If the political partisans are guilty of reducing human life to a political commodity based on defined exigencies, the sectarian partisans are even worse, for they not only legitimise the violence against the Shia minority, they also equate every sympathy for the victims and any criticism against the perpetrators to a sin resembling apostasy. In doing that, they succeed in silencing every dissenting voice for justice and fairness and provide a veneer of popular support to their acts of treacherous inhumanity. Many have tried to strike a balance between condemning the Shiites and the actions of the military by drawing an imaginary ethical equivalence between alleged lawbreakers (the Shiites) and constitutionally mandated law-enforcers (the security agencies). But there is no moral equivalence nor ethical symmetry. There is only one denominator here, which is that of Nigerian lives being wantonly wasted without any recourse to judicial process or the rule of law, and that a sizeable majority of Nigerians are either happy or indifferent. And the fact that such violence finds support among educated Northerners speak volumes about our appalling bigotry and intolerance.

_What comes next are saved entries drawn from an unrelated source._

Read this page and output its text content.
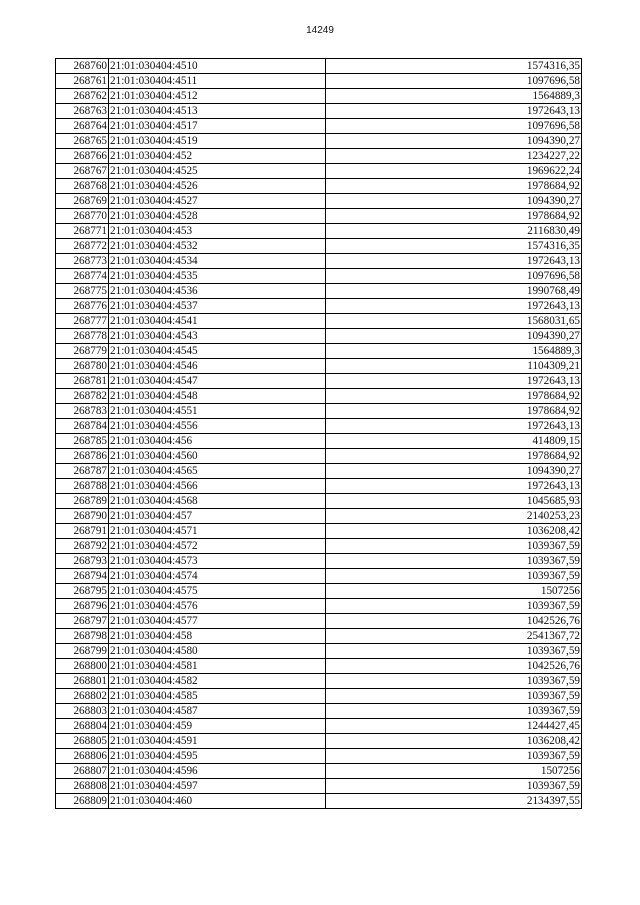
14249
268760	21:01:030404:4510	1574316,35
268761	21:01:030404:4511	1097696,58
268762	21:01:030404:4512	1564889,3
268763	21:01:030404:4513	1972643,13
268764	21:01:030404:4517	1097696,58
268765	21:01:030404:4519	1094390,27
268766	21:01:030404:452	1234227,22
268767	21:01:030404:4525	1969622,24
268768	21:01:030404:4526	1978684,92
268769	21:01:030404:4527	1094390,27
268770	21:01:030404:4528	1978684,92
268771	21:01:030404:453	2116830,49
268772	21:01:030404:4532	1574316,35
268773	21:01:030404:4534	1972643,13
268774	21:01:030404:4535	1097696,58
268775	21:01:030404:4536	1990768,49
268776	21:01:030404:4537	1972643,13
268777	21:01:030404:4541	1568031,65
268778	21:01:030404:4543	1094390,27
268779	21:01:030404:4545	1564889,3
268780	21:01:030404:4546	1104309,21
268781	21:01:030404:4547	1972643,13
268782	21:01:030404:4548	1978684,92
268783	21:01:030404:4551	1978684,92
268784	21:01:030404:4556	1972643,13
268785	21:01:030404:456	414809,15
268786	21:01:030404:4560	1978684,92
268787	21:01:030404:4565	1094390,27
268788	21:01:030404:4566	1972643,13
268789	21:01:030404:4568	1045685,93
268790	21:01:030404:457	2140253,23
268791	21:01:030404:4571	1036208,42
268792	21:01:030404:4572	1039367,59
268793	21:01:030404:4573	1039367,59
268794	21:01:030404:4574	1039367,59
268795	21:01:030404:4575	1507256
268796	21:01:030404:4576	1039367,59
268797	21:01:030404:4577	1042526,76
268798	21:01:030404:458	2541367,72
268799	21:01:030404:4580	1039367,59
268800	21:01:030404:4581	1042526,76
268801	21:01:030404:4582	1039367,59
268802	21:01:030404:4585	1039367,59
268803	21:01:030404:4587	1039367,59
268804	21:01:030404:459	1244427,45
268805	21:01:030404:4591	1036208,42
268806	21:01:030404:4595	1039367,59
268807	21:01:030404:4596	1507256
268808	21:01:030404:4597	1039367,59
268809	21:01:030404:460	2134397,55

This culture of hate, intolerance and inter-sectarian suspicions bodes ill for interfaith and intrafaith relationships. As Sunnis, our children are taught to hate the Shiite-other, and Shiites are taught to hate the Sunni-other. Those indoctrinations subliminally paint the other as violent, conspiratorial and demagogic, and, therefore, incapable of peaceful co-existence and undeserving of our respect, tolerance, and understanding. By doing this, we forget or negate one of the basic principles of our own faith where diversity is seeing as a manifest of a divine design and guidance as a function of divine will.
Therefore, we must all rise up against this sectarian challenge. We must dismantle all barriers to dialogue and eliminate all those factors that promote sectarian tension and radicalisation, especially for our youths. De-radicalisation, like charity, must begin at home, with the very clerics whom their respective sectarian adherents look up to for guidance and inspiration.